Sunday, July 18, 2010

New Direction

So I spent a week on a third world beach and came back to my beautiful home, good friends, family and proper soap. I also realized that the daily onslaught of the end is near news is too overwhelming to digest and not really helpful. So for a little while, I am going to try a new direction. I am going to post the best ideas that our out there on how to change the direction we are going. Links to books and articles of people who are thinking through possibilities for the future. I hope you enjoy. Here are some starters.

In effect, deep-down we all want to be told what to do, and to be part of a cause or movement which is greater than ourselves. This could be the Armed Forces, an organized religion, a political party, a global corporation, a Central State or one of its many fiefdoms.

Do we cling so tightly to these ideologically appealing, quasi-religious failed ideas because we fear not having any replacement ideas? Or do we cling to these failed ideas because we fear the decline of the Power Elites and the Empire? Or are we suffering from a grand failure of imagination, as I have suggested here before? Questioning "Progress" and the Poverty of our Imagination (June 11, 2010) .

Points one and three are related (and point two is a product of fatally identifying our well-being with the interests of our oppressors, i.e. Dow Jones = "our economic health"). Our fear of not having replacement ideas (and not knowing how they may work in advance) is cutting off our imagination. Without the fear and with a dose of analysis and creativity, many of the innovative ideas are really pretty obvious. They just require a kind of dynamic work and thinking ethic that most people are not prepared to make at this point (at least until they are forced into it, which is coming soon).

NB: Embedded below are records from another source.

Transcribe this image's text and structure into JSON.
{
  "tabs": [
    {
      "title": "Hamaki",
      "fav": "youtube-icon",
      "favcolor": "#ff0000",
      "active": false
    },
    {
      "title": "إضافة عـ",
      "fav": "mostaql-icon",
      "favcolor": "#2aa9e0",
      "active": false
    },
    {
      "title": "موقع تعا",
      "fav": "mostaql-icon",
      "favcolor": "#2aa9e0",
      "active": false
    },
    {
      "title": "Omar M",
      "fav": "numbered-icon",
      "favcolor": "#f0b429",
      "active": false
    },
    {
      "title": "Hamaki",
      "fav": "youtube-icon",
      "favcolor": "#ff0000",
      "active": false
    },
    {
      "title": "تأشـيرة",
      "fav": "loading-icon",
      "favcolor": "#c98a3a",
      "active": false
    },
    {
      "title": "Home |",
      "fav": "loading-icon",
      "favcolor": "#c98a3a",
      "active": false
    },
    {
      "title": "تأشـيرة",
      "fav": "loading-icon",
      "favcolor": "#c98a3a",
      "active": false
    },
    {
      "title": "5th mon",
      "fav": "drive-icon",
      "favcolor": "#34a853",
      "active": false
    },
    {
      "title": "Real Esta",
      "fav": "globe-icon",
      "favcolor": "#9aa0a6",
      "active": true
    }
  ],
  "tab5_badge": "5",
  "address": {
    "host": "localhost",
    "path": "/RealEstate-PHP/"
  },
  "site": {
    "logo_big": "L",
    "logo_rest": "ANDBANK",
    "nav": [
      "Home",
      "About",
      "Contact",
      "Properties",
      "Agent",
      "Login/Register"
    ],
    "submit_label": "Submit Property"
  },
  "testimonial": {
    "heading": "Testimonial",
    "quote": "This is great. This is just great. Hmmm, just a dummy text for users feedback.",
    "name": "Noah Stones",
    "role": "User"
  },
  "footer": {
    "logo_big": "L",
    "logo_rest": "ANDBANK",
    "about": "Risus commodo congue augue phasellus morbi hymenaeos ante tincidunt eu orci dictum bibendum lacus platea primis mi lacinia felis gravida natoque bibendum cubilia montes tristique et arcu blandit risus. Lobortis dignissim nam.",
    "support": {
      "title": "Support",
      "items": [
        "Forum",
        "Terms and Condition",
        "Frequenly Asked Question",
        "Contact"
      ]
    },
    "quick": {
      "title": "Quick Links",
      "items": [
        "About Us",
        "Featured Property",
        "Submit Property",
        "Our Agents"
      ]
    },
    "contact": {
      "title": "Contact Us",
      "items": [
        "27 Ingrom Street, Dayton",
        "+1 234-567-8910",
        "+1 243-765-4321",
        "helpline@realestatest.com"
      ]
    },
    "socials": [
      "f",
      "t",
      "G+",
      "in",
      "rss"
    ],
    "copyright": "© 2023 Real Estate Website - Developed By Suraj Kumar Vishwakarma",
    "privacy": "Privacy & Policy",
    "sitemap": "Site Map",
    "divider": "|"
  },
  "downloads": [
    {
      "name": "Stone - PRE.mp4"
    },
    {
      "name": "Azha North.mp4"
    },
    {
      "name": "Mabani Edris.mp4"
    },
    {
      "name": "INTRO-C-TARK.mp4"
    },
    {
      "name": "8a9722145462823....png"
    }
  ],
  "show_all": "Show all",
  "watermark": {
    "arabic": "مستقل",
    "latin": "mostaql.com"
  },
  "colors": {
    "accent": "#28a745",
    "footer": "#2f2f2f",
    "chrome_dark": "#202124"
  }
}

We need to have some guideposts in place about what CANNOT work and what CAN. The "cannot" is taken care of by rigorous observation and effort over mere convenient and lazy wish. The "can" is taken care of by creativity, initiative, and perhaps most importantly a new ethic for living which sees challenge as desirable, spontaneous communal commitment and innovation as fun and fulfilling, and social well-being as the point of individual effort rather than personal aggrandizement.